Charges that this study in emptiness and alienation itself feels empty and alienating are at once accurate and a bit beside the point, and perhaps the clearest confirmation that Cronenberg has done justice to his subject. In presenting such a close-up view of Eric's inner sanctum, the film invites the viewer's scorn and fascination simultaneously; to that end, the helmer has an ideal collaborator in Pattinson, whose callow yet charismatic features take on a seductively reptilian quality here. It's the actor's strongest screen performance and certainly his most substantial.
Its experimental nature means that "Cosmopolis" severely limits the potency of the message -- that is, you either accept Cronenberg's negative approach or reject it outright on the basis of the movie's persistent academic approach. If viewed more as visual essay than movie, however, "Cosmopolis" is a successful assault on modern social constructs. The final image mirrors the concluding visual of "eXistenZ," Cronenberg's pre-"Matrix" assault on reality, and "Cosmoplis" certainly shares it skepticism over making assumptions about the way the world works. With that provocative ending, "Cosmopolis" demonstrates that even a flawed throwback to Cronenberg's roots proves they run fairly deep.
Filmoria (5 stars)
But the film’s true driving force (excuse the pun) is Pattinson’s utterly fearless, audacious and sizzling performance. Both Twilight stars have now had films here in Cannes and both Kristen Stewart and Pattinson have given some of the festival’s strongest roles. Packer is a multi-layered, cynical, and chillingly captivating character; he’s a gritty brush-stroke of our modern day society, a itching rash that demands attending to. The world in which Packer resides in is one of disgusting wealth and luxury yet crippling doubt, paranoia, and self-loathing. Pattinson’s darkly comic and distressingly real performance here embodies everything Cosmopolis desires to express; he whispers and scuttles but his manners and aura leave a deafening echo hanging in the tainted, dystopian atmosphere.

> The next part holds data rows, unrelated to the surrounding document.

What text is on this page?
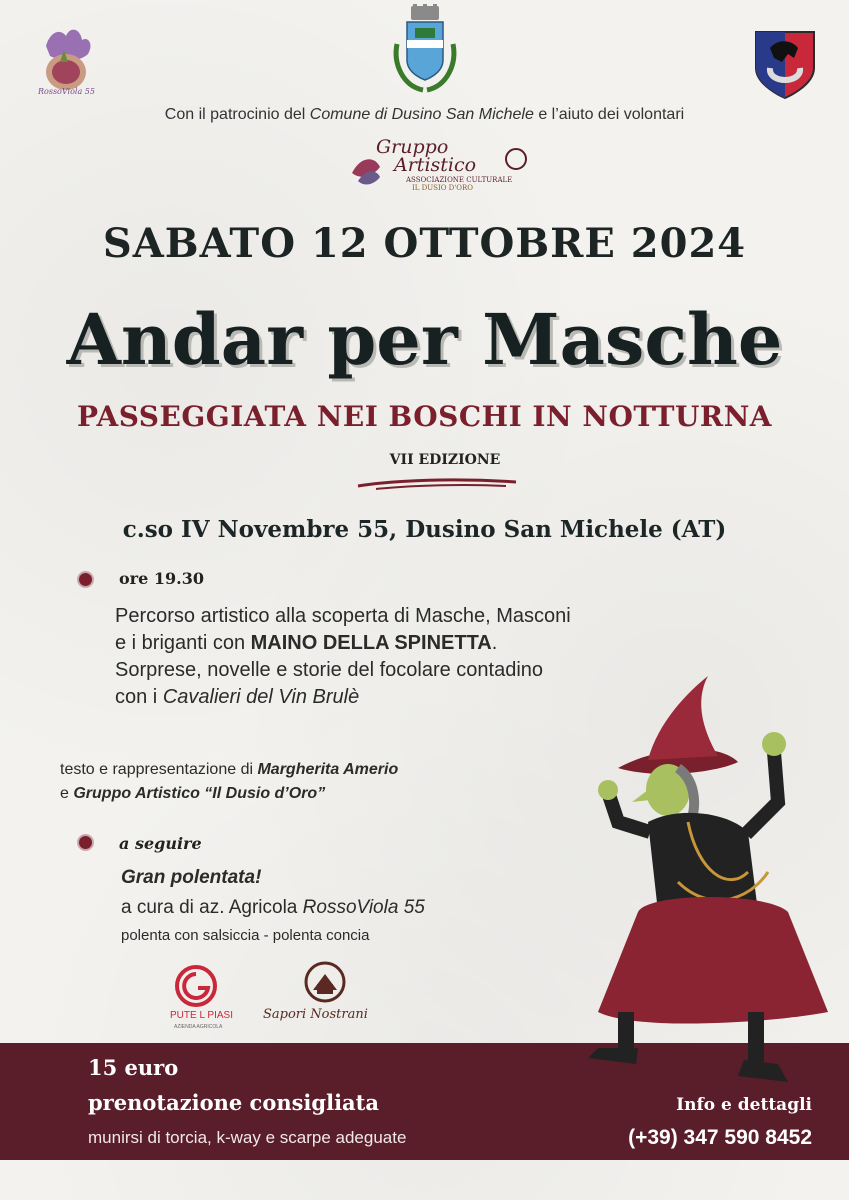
RossoViola 55
Con il patrocinio del Comune di Dusino San Michele e l’aiuto dei volontari
Gruppo
Artistico
ASSOCIAZIONE CULTURALE
IL DUSIO D'ORO
SABATO 12 OTTOBRE 2024
Andar per Masche
PASSEGGIATA NEI BOSCHI IN NOTTURNA
VII EDIZIONE
c.so IV Novembre 55, Dusino San Michele (AT)
ore 19.30
Percorso artistico alla scoperta di Masche, Masconi
e i briganti con MAINO DELLA SPINETTA.
Sorprese, novelle e storie del focolare contadino
con i Cavalieri del Vin Brulè
testo e rappresentazione di Margherita Amerio
e Gruppo Artistico “Il Dusio d’Oro”
a seguire
Gran polentata!
a cura di az. Agricola RossoViola 55
polenta con salsiccia - polenta concia
PUTE L PIASI
AZIENDA AGRICOLA
Sapori Nostrani
15 euro
prenotazione consigliata
munirsi di torcia, k-way e scarpe adeguate
Info e dettagli
(+39) 347 590 8452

Cronenberg’s latest will not be for everyone – it’s a slinky, scabby and repressed black dramedy that’s unobliging and unconventional – I’m sure some ‘Twihards’ will enter upon release simply for R-Patz and leave the cinema feeling either bored, bruised or baffled, but for those who enjoy challenging, alternative and uncompromising pictures, Cosmopolis is your drink of choice.
Telegraph UK (4 stars)
Cosmopolis picks up on and runs with all three of the central themes that have emerged over the last 11 days of the Festival: our response to chaos; the collapse of the era of excess; and the terror, and comedy, of death. It could almost be a bizarro prequel to Leos Carax’s Holy Motors, another film in which a limo ride becomes an odyssey. At its heart is a sensational central performance from Robert Pattinson – yes, that Robert Pattinson – as Packer. Pattinson plays him like a human caldera; stony on the surface, with volcanic chambers of nervous energy and self-loathing churning deep below.